(Reuters) – The chief executive of Asda, Roger Burnley, will leave the British supermarket chain next year, it said on Thursday, a month after the billionaire Issa brothers and private equity group TDR Capital completed their purchase of the group.
Mohsin and Zuber Issa bought a majority holding in Asda from U.S. giant Walmart, giving it an enterprise value of 6.8 billion pounds ($9.5 billion).
Burnley, 54, re-joined Asda in 2016 and has been CEO since 2018. The group said he would depart after it has transitioned fully to new ownership and once his long-term successor was in place.
Asda is Britain’s third largest supermarket group after market leader Tesco and Sainsbury’s.
“My decision to leave Asda is personal and something I wanted to communicate to my colleagues as soon as I could,” said Burnley.
“Whilst I remain fully committed to leading this great business for the next year and delivering our strategy, it is right to plan for a managed succession process well in advance.”
Asda said a process would commence shortly to appoint a new CEO who could commit to leading the business over the long-term.
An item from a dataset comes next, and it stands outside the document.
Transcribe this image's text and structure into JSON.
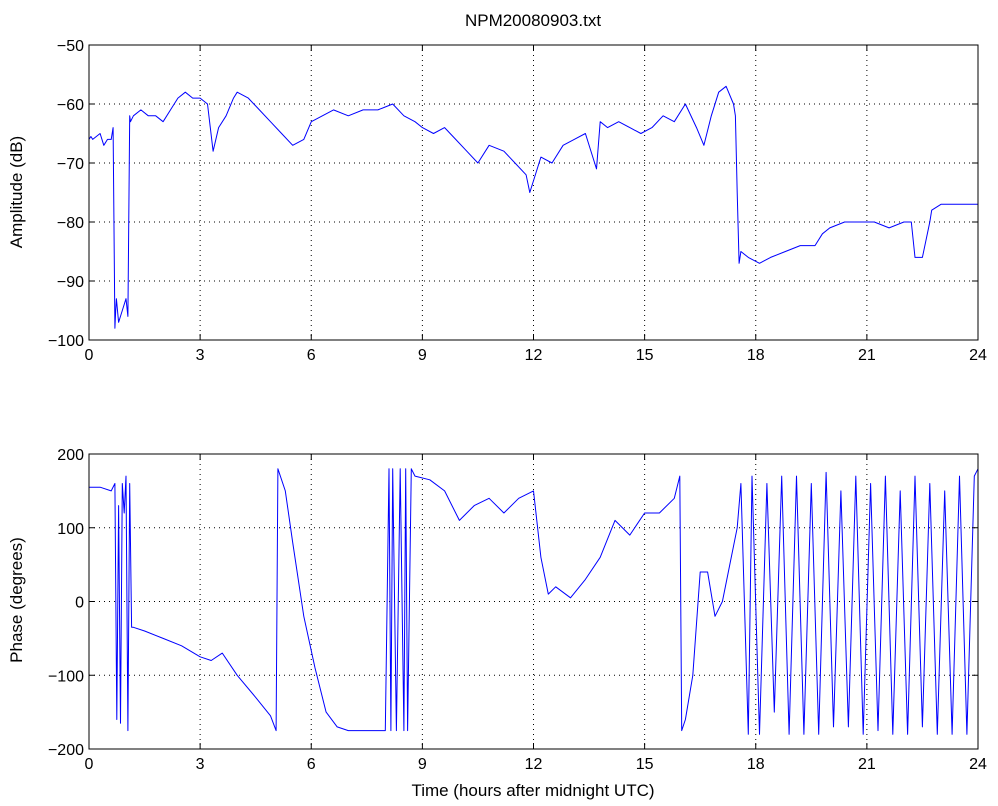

While the Issa brothers/TDR deal completed on Feb. 16, it still requires regulatory approval, with the parties subject to an enforcement order from the Competition and Markets Authority (CMA) to ensure Asda continues to operate independently from its buyers while it conducts its investigation.
The CMA has set an April 20 deadline for a ruling.
The brothers and TDR contributed 780 million pounds to the deal, with the rest financed through 3.5 billion pounds of debt, the sale of Asda’s 322 petrol forecourt sites to their own EG Group for 750 million pounds and the sale of its distribution centres.